Finalists for the Catalyst for Change Award bring the highest quality of care to groups of patients that are often overlooked. Lynette Bonar established the first cancer center on native lands, serving the Navajo Nation. The Greensboro Health Disparities Collaborative conducts research to reduce cancer-care disparities in racial and ethnic minorities. Stephenie K. Kennedy-Rea of the West Virginia University Cancer Institute reduces cancer in Appalachian communities through evidence-based early detection, outreach and educational interventions.

Supporting Patients and Families: Catalyst for Care

These finalists make it easier to navigate the complex and at times taxing world of cancer care. Jill Kincaid founded Chemo Buddies to place volunteers in the treatment room, where they help and support patients while they receive chemotherapy. The Cancer Support Community Greater Philadelphia uses social workers and other mental-health professionals to provide patients with psychological and emotional support to reduce the stress, anxiety and depression that can accompany cancer. The Ulman Foundation created Ulman House, which provides free temporary housing for young adults being treated for cancer in Baltimore.

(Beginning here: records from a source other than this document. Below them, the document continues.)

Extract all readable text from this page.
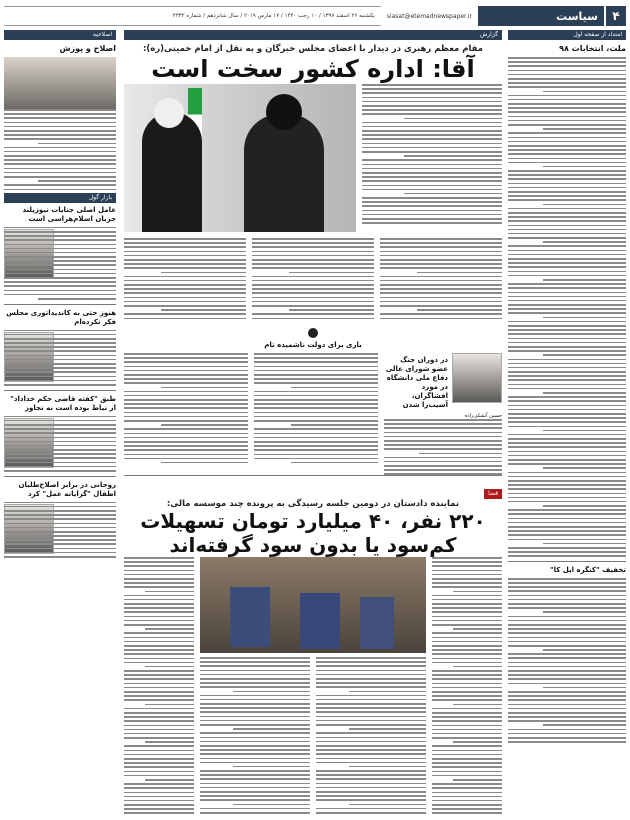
۴
سیاست
siasat@etemadnewspaper.ir
یکشنبه ۲۶ اسفند ۱۳۹۷ / ۱۰ رجب ۱۴۴۰ / ۱۷ مارس ۲۰۱۹ / سال شانزدهم / شماره ۴۳۳۲
امتداد از صفحه اول
ملت، انتخابات ۹۸
تخفیف "کنگره اپل کا"
گزارش
مقام معظم رهبری در دیدار با اعضای مجلس خبرگان و به نقل از امام خمینی(ره):
آقا: اداره کشور سخت است
باری برای دولت ناشمیده تام
در دوران جنگ عضو شورای عالی دفاع ملی دانشگاه در مورد افشاگران، آسیب‌زا شدن
حسین آتشکی‌زاده
قضا
نماینده دادستان در دومین جلسه رسیدگی به پرونده چند موسسه مالی:
۲۲۰ نفر، ۴۰ میلیارد تومان تسهیلات کم‌سود یا بدون سود گرفته‌اند
اصلاحیه
اصلاح و پوزش
بازار گول
عامل اصلی جنایات نیوزیلند جریان اسلام‌هراسی است
هنوز حتی به کاندیداتوری مجلس فکر نکرده‌ام
طبق "کفته قاضی حکم خداداد" از نیاط بوده است نه تجاوز
روحانی در برابر اصلاح‌طلبان اطفال "گرایانه عمل" کرد
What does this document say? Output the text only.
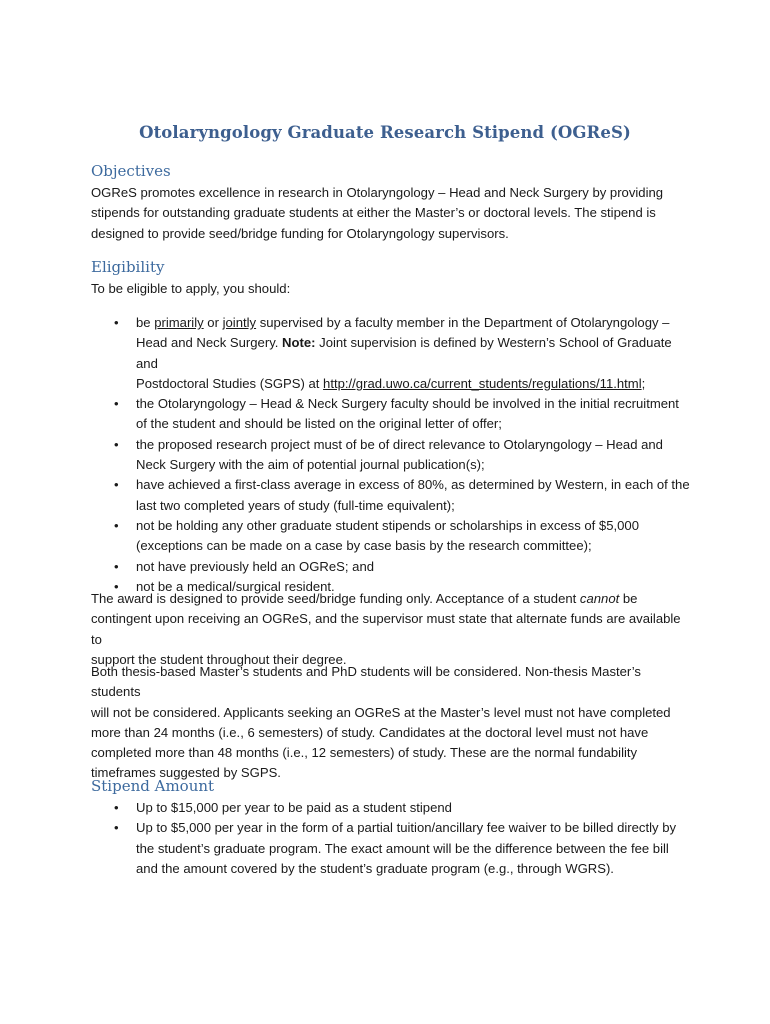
Otolaryngology Graduate Research Stipend (OGReS)
Objectives
OGReS promotes excellence in research in Otolaryngology – Head and Neck Surgery by providing
stipends for outstanding graduate students at either the Master’s or doctoral levels. The stipend is
designed to provide seed/bridge funding for Otolaryngology supervisors.
Eligibility
To be eligible to apply, you should:
• be primarily or jointly supervised by a faculty member in the Department of Otolaryngology –
Head and Neck Surgery. Note: Joint supervision is defined by Western’s School of Graduate and
Postdoctoral Studies (SGPS) at http://grad.uwo.ca/current_students/regulations/11.html;
• the Otolaryngology – Head & Neck Surgery faculty should be involved in the initial recruitment
of the student and should be listed on the original letter of offer;
• the proposed research project must of be of direct relevance to Otolaryngology – Head and
Neck Surgery with the aim of potential journal publication(s);
• have achieved a first-class average in excess of 80%, as determined by Western, in each of the
last two completed years of study (full-time equivalent);
• not be holding any other graduate student stipends or scholarships in excess of $5,000
(exceptions can be made on a case by case basis by the research committee);
• not have previously held an OGReS; and
• not be a medical/surgical resident.
The award is designed to provide seed/bridge funding only. Acceptance of a student cannot be
contingent upon receiving an OGReS, and the supervisor must state that alternate funds are available to
support the student throughout their degree.
Both thesis-based Master’s students and PhD students will be considered. Non-thesis Master’s students
will not be considered. Applicants seeking an OGReS at the Master’s level must not have completed
more than 24 months (i.e., 6 semesters) of study. Candidates at the doctoral level must not have
completed more than 48 months (i.e., 12 semesters) of study. These are the normal fundability
timeframes suggested by SGPS.
Stipend Amount
• Up to $15,000 per year to be paid as a student stipend
• Up to $5,000 per year in the form of a partial tuition/ancillary fee waiver to be billed directly by
the student’s graduate program. The exact amount will be the difference between the fee bill
and the amount covered by the student’s graduate program (e.g., through WGRS).
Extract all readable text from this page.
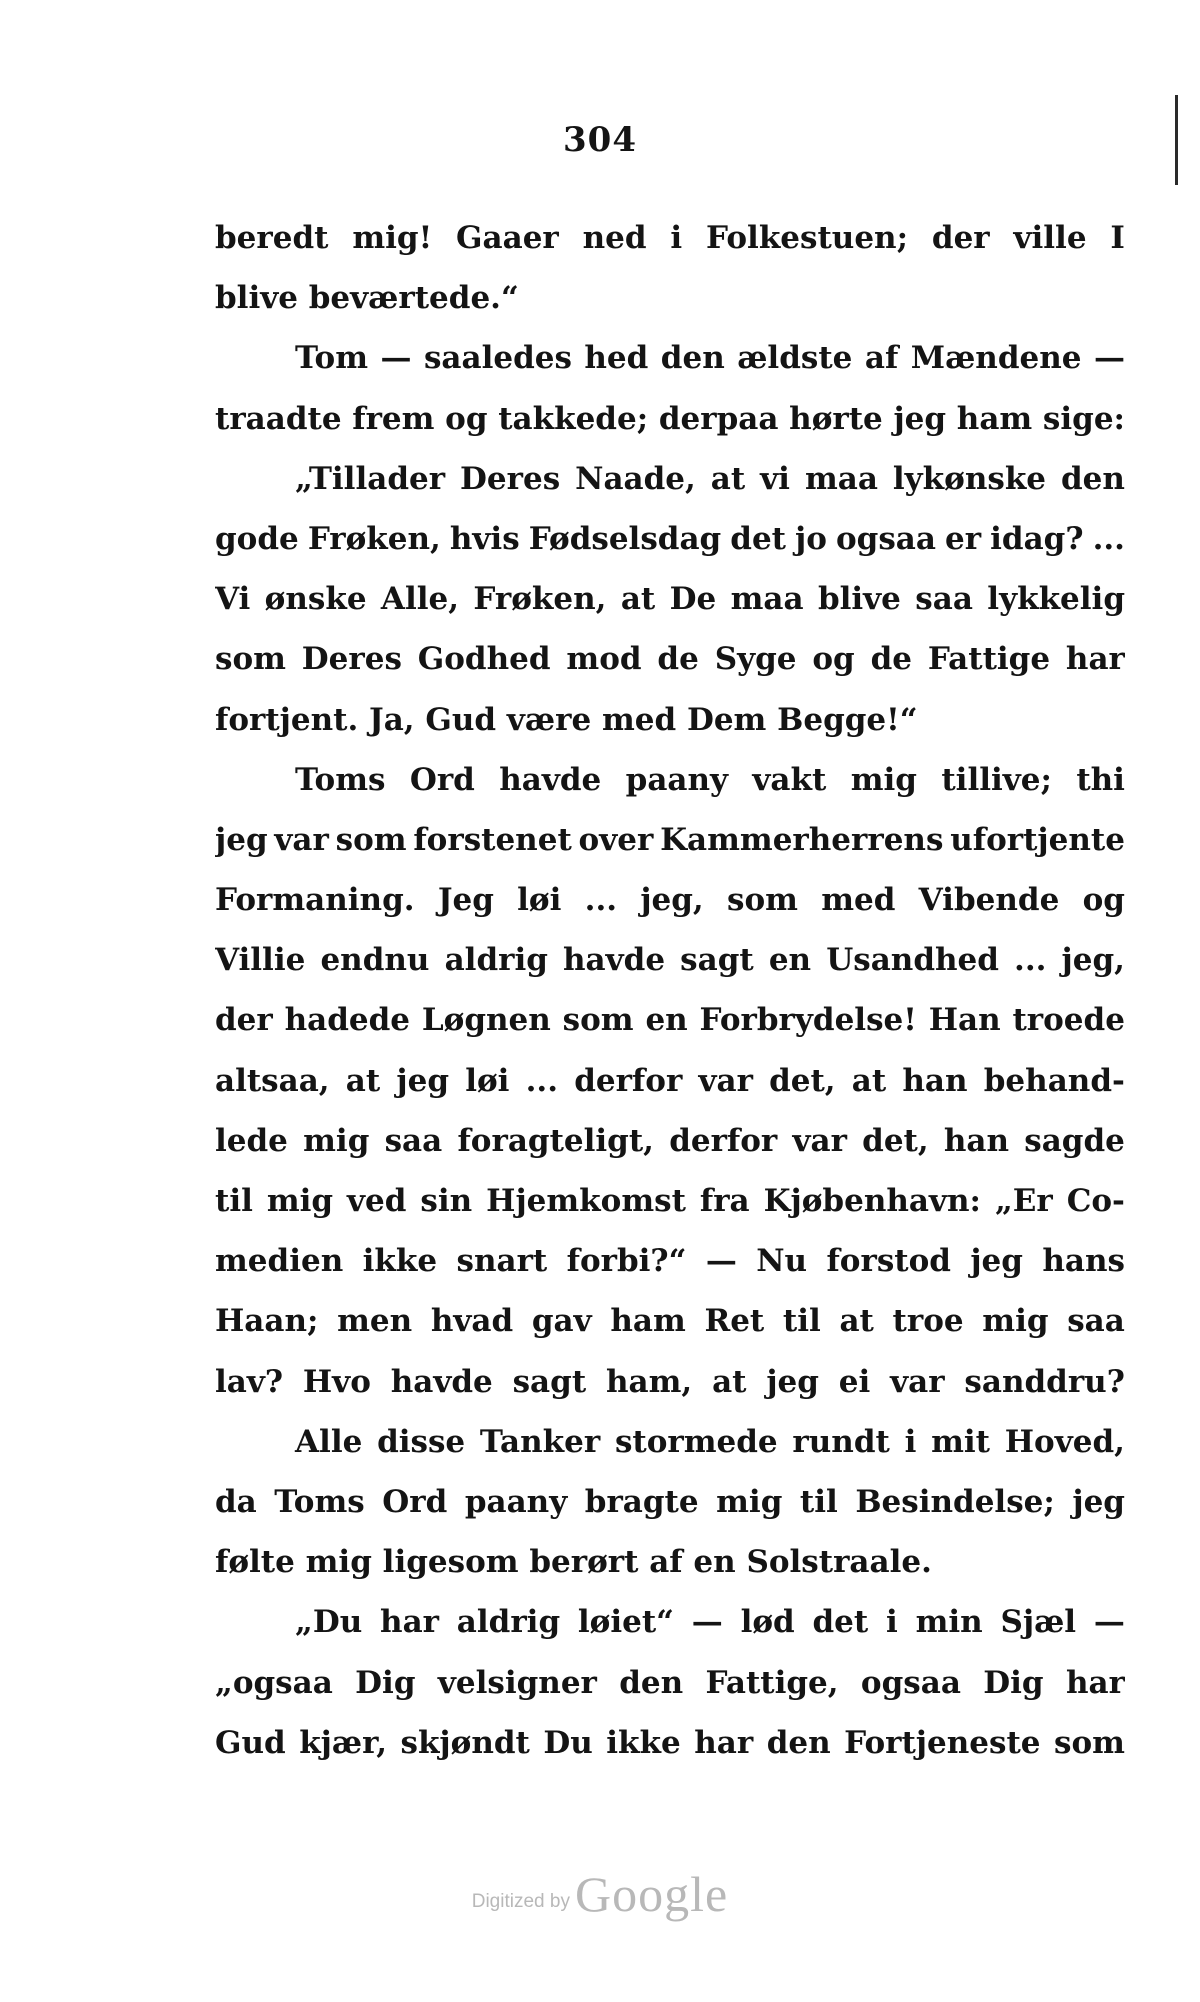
304
beredt mig! Gaaer ned i Folkestuen; der ville I
blive beværtede.“
Tom — saaledes hed den ældste af Mændene —
traadte frem og takkede; derpaa hørte jeg ham sige:
„Tillader Deres Naade, at vi maa lykønske den
gode Frøken, hvis Fødselsdag det jo ogsaa er idag? ...
Vi ønske Alle, Frøken, at De maa blive saa lykkelig
som Deres Godhed mod de Syge og de Fattige har
fortjent. Ja, Gud være med Dem Begge!“
Toms Ord havde paany vakt mig tillive; thi
jeg var som forstenet over Kammerherrens ufortjente
Formaning. Jeg løi ... jeg, som med Vibende og
Villie endnu aldrig havde sagt en Usandhed ... jeg,
der hadede Løgnen som en Forbrydelse! Han troede
altsaa, at jeg løi ... derfor var det, at han behand-
lede mig saa foragteligt, derfor var det, han sagde
til mig ved sin Hjemkomst fra Kjøbenhavn: „Er Co-
medien ikke snart forbi?“ — Nu forstod jeg hans
Haan; men hvad gav ham Ret til at troe mig saa
lav? Hvo havde sagt ham, at jeg ei var sanddru?
Alle disse Tanker stormede rundt i mit Hoved,
da Toms Ord paany bragte mig til Besindelse; jeg
følte mig ligesom berørt af en Solstraale.
„Du har aldrig løiet“ — lød det i min Sjæl —
„ogsaa Dig velsigner den Fattige, ogsaa Dig har
Gud kjær, skjøndt Du ikke har den Fortjeneste som
Digitized by Google
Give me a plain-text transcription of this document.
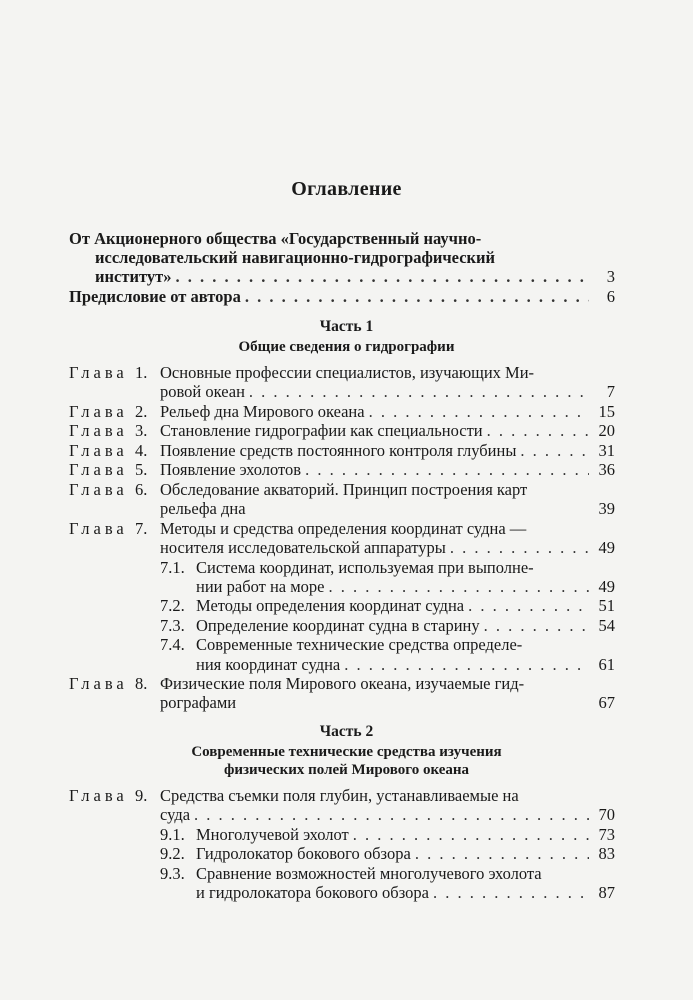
Оглавление
От Акционерного общества «Государственный научно-
исследовательский навигационно-гидрографический
институт» . . .	3
Предисловие от автора . . .	6
Часть 1
Общие сведения о гидрографии
Глава 1. Основные профессии специалистов, изучающих Ми-
ровой океан . . .	7
Глава 2. Рельеф дна Мирового океана . . .	15
Глава 3. Становление гидрографии как специальности . . .	20
Глава 4. Появление средств постоянного контроля глубины . . .	31
Глава 5. Появление эхолотов . . .	36
Глава 6. Обследование акваторий. Принцип построения карт
рельефа дна	39
Глава 7. Методы и средства определения координат судна —
носителя исследовательской аппаратуры . . .	49
7.1. Система координат, используемая при выполне-
нии работ на море . . .	49
7.2. Методы определения координат судна . . .	51
7.3. Определение координат судна в старину . . .	54
7.4. Современные технические средства определе-
ния координат судна . . .	61
Глава 8. Физические поля Мирового океана, изучаемые гид-
рографами	67
Часть 2
Современные технические средства изучения
физических полей Мирового океана
Глава 9. Средства съемки поля глубин, устанавливаемые на
суда . . .	70
9.1. Многолучевой эхолот . . .	73
9.2. Гидролокатор бокового обзора . . .	83
9.3. Сравнение возможностей многолучевого эхолота
и гидролокатора бокового обзора . . .	87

Making Care More Personal: Catalyst for Precision Medicine

Precision medicine means ensuring patients get the right treatment at the right time for their type of cancer, based on understanding their cancer’s genetic and molecular features. This is what finalists in this category are striving to deliver. Lincoln D. Nadauld founded the Intermountain Precision Genomics Program to improve cancer treatment through genomics and precision medicine without increasing costs. The Indiana University Health Precision Genomics Program brings cutting-edge genomic technology, advanced informatics and advanced clinical trials in precision medicine to cancer patients across Indiana — at no cost to the patient. Finally, Razelle Kurzrock of the Center for Personalized Cancer Therapy and Rare Tumor Clinic at the University of California, San Diego uses advanced molecular technologies to match individual patients to the targeted cancer treatment that is most likely to work for their individual tumors.